Eldon Hostetler grew up as part of an Amish farm family in northwestern Indiana, became fascinated when a neighbor, coming to help with the wheat harvest, arrived in a 1936 Hudson Terraplane. Hostetler went on to invent equipment for poultry farmers (he held 65 patents) and to assemble the world’s largest — and finest — collection of Hudson automobiles.
He shared his collection in a museum housed in part of the Shipshewana Town Center, where the museum was supported in part by taxes on local motel rooms. Hostetler died, at age 93, in 2016 and his widow, Esta, died in 2017, after which the local government changed the innkeepers tax structure, sold the community-center building and announced that the museum would close and its contents sold at auction.
It all seems strange for a community that thrives on tourism. The horse-and-buggy days still reign — and rein — in Shipshewana, and the Hudson museum provided an attraction for those with more-modern tourist tastes.

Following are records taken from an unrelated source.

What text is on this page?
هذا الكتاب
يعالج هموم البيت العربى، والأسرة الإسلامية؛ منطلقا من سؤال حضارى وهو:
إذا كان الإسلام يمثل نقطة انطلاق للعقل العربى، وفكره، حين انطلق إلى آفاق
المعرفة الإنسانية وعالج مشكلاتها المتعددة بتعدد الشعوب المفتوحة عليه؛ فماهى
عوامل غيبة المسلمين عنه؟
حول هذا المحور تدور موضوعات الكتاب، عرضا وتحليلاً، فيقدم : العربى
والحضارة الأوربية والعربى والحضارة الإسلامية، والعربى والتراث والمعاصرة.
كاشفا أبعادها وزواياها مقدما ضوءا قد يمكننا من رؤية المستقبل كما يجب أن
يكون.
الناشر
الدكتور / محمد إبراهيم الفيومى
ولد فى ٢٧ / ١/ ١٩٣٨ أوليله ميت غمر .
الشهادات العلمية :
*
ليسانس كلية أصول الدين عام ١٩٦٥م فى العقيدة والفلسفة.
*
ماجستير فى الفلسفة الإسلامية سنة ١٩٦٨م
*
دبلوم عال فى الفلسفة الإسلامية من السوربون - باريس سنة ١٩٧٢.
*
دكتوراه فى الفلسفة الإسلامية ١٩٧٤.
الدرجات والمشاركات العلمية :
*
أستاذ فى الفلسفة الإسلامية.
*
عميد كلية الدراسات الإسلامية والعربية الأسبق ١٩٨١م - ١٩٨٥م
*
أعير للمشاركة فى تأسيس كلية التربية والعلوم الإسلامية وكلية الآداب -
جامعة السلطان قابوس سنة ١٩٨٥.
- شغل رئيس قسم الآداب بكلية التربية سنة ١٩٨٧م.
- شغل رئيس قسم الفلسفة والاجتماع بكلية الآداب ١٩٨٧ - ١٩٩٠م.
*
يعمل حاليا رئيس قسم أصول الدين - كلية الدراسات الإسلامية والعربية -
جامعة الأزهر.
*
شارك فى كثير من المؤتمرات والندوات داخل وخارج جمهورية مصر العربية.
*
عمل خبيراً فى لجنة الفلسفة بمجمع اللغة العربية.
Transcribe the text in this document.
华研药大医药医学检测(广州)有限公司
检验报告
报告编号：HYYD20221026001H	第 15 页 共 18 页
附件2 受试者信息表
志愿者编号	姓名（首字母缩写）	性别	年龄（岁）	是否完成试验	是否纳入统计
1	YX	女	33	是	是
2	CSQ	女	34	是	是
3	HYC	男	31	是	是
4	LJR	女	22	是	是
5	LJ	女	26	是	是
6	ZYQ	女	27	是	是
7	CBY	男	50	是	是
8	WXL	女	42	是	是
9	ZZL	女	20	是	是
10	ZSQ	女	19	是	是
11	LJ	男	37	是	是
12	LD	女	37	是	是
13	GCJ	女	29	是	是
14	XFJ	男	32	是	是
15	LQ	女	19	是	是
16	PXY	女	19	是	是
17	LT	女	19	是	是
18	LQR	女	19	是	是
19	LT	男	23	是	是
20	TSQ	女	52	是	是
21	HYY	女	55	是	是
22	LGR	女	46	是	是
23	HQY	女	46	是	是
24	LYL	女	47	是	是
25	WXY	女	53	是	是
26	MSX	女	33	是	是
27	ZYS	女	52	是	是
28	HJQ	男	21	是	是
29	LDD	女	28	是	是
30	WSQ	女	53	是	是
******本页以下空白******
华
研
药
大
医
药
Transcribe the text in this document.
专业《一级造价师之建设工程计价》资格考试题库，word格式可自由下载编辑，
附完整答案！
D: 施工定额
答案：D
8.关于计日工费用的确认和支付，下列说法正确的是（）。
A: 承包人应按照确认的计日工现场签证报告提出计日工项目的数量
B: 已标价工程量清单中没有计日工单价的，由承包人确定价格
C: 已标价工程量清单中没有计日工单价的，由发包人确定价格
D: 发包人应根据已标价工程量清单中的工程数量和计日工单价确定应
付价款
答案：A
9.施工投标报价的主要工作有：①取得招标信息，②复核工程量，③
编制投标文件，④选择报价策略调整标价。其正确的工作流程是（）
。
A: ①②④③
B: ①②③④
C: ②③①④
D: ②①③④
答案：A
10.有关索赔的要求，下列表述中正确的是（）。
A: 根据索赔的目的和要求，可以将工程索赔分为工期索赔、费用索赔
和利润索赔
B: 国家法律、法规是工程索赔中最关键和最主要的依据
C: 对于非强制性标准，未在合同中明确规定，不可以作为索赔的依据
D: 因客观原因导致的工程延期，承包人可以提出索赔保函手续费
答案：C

The sale was handled by Worldwide Auctioneers, an Indiana company co-headed by John Kruse, who was just 18 years old the first time he met Eldon Hostetler, who at the time was keeping his car collection in an old chicken house.
“I’ve always had a special place in my heart for Eldon and what he did with those Hudsons,” Kruse said. “When the museum happened, it never crossed my mind that any of those cars would ever get sold.”
“It is sad to see any collection broken up. Can you imagine if the Auburn Cord Duesenberg museum or the Petersen museum got shut down?
“All those emotions certainly swirled not just for me but for everybody who had any relationship with the museum or Eldon. But the reality is that these cars are going to get sold.”
The collection of more than 60 vehicles had been appraised at more than $4 million. At the end of the Worldwide sale, with everything selling with no reserve prices, 32 of the vehicles went for auction-record prices and sales totaled $7.2 million. It was almost as if the bidders knew they were participating in something very special and were honoring Hostetler and his Hudsons by preserving his cars.
Worldwide had gambled on offering the star of the collection as the first lot on the auction block, the 1952 Hudson Hornet 6 that Herb Thomas raced in NASCAR. The car sold for $1.265 million and the auction was off and running.
On a personal note, as the auction gallery filled (and filled to standing-room only), the seat next to me near the back of the room became occupied by none other than Dean Kruse, truly the dean of collector car auctions. He hadn’t been to an auction since the demise of his own company but had been invited by his nephew, John Kruse, in part because the sale wasn’t far from home and also because of Dean’s history with Eldon Hostetler.
Sitting next to Dean Kruse at a car auction was like sitting in on a grad-school lecture; his insights into the cars and the auction process was illuminating, and it was heartwarming to see so many of people stop by at the end of the sale and share some kind words.
Bittersweet? Yes. But then so was the entire affair.
Dean Kruse was an evil man that hurt many car enthusiasts by not making good on paying people, which is why he is no longer in business. His own son wont even use the family name in his business!
I just read The Life and Times of Eldon “Ziggity” Hostetler, his autobiography, loaned to me by a fellow automobile enthusiast. Having been born in Elkhart and well aware of Shipshewana, I dreamed of visiting the Hostetler Hudson Car Museum during a planned road-trip in my restomod ’66 Mustang next October on a trip to visit my brother in MI for his birthday. Now I am saddened by my research into what was Mr. Hostetler’s dream and JR’s efforts to save it. Maybe Ypsilanti has some of his cars and my road trip will be extended to go see them and honor Mr. Hostetler’s legacy.